ADVERTISMENT
 
 
8 Jan 2009

Outstanding German-Polish scientific cooperation

- 23 Apr 2008
By Deutsche Forschungsgemeinschaft   
Page 1 of 2

This release is available in German.

Professor Wolfgang Domcke, a chemist from Munich, and Professor Andrzej Sobolewski, a physicist from Warsaw, have been selected to receive the Copernicus Award by the Deutsche Forschungsgemeinschaft (DFG, German Research Foundation) and the Foundation for Polish Science (FNP) for their services to German-Polish scientific cooperation. The prize is in recognition of their many years of fruitful cooperation in the fields of the photochemistry and photophysics of biologically relevant molecules and their combined dedication to the promotion of young researchers. The award includes prize money of 50,000 euros and will be presented in Warsaw on 14 May by the presidents of the DFG and the FNP, Professor Matthias Kleiner und Professor Maciej ¯ylicz.

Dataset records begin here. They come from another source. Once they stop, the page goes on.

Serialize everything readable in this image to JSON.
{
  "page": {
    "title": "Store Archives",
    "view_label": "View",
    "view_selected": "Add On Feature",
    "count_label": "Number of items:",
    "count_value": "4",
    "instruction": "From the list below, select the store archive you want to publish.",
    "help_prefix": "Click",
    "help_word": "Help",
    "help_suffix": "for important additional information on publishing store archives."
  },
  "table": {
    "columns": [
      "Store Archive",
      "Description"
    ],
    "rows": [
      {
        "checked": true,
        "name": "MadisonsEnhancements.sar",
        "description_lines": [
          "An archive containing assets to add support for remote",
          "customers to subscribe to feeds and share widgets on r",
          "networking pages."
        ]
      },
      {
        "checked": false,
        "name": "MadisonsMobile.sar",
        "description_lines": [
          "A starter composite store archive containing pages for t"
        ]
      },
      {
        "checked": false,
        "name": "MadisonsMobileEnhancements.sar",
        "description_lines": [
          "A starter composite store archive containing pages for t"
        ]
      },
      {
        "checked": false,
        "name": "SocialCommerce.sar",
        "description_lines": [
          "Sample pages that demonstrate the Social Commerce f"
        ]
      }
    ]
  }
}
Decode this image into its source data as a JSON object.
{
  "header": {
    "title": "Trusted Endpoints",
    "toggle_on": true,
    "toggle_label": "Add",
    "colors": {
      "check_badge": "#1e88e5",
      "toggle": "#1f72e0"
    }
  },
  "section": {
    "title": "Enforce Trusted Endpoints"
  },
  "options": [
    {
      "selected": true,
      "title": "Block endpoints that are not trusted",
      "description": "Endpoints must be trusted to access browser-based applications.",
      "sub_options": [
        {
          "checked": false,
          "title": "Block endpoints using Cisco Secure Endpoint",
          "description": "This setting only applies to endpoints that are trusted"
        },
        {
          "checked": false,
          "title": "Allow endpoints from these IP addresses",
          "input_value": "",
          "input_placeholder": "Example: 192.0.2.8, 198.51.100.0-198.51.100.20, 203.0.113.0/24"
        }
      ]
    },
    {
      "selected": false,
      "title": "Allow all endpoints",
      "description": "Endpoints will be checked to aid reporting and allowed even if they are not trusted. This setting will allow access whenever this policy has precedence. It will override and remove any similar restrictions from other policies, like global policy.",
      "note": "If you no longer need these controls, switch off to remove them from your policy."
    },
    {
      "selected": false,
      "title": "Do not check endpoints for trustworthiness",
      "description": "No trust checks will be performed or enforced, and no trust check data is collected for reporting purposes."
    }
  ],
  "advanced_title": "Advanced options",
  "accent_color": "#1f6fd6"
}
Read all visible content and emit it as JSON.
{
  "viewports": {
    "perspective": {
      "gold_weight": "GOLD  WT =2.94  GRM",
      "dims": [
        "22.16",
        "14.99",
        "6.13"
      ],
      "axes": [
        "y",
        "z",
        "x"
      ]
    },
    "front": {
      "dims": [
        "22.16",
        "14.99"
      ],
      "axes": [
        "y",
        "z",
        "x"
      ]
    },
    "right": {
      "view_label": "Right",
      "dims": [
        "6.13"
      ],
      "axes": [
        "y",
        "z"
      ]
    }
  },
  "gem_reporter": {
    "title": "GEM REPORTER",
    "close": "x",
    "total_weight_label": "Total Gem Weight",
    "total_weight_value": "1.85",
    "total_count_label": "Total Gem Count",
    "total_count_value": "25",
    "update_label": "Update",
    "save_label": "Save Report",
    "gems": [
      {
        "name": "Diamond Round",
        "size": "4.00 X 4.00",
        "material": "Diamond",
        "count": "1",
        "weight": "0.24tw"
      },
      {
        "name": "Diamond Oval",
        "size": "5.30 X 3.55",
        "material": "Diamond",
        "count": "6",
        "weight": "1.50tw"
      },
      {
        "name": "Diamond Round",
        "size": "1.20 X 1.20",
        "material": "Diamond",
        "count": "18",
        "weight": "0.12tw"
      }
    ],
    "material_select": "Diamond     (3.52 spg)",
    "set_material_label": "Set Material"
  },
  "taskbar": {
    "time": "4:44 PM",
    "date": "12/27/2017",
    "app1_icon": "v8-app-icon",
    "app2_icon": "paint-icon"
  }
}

The prizewinners have – each in their own right and through their cooperation – primarily made a name for themselves in the fields of quantum dynamics and quantum chemistry. Wolfgang Domcke, who is now 60, has held the Chair of Theoretical Chemistry at the Technical University of Munich since 1999, which he took up after having qualified as a university lecturer in physics in Freiburg and subsequently spending periods in Heidelberg and Düsseldorf. Andrzej Sobolewski, who is 56, has been a Professor at the Institute of Physics of the Polish Academy of Sciences since 1991 and has received numerous national and international prizes since taking up that position, including the most prestigious honour for Polish scientists, the Award of the Foundation for Polish Science, which he was presented with in 2007.

Both researchers have successfully cooperated on numerous projects for over 20 years, as documented by more than 60 joint publications. They discovered a mechanism capable of explaining the photostability of DNA, the carrier of genetic information. According to their calculations, the base pairs adenine-thymine (or adenine-uracil) and cytosine-guanine possess specific mechanisms that enable them to return to a stable ground state very rapidly after being excited into an unstable state by UV radiation. The basic processes on which this mechanism is based take place within a few femtoseconds – the time it takes light to travel just a fraction of the width of a human hair. The radiation absorbed is then given off as heat without damaging the molecule. The scientists have been able to demonstrate that the proposed mechanism for these base pairs is particularly effective and that similar mechanisms also play a role in the photostability of proteins. The promotion of young researchers is always given high priority in all of the work they do. They have jointly supervised many of the research staff, which has given the young scientists the opportunity to learn very valuable skills from both of these eminent researchers.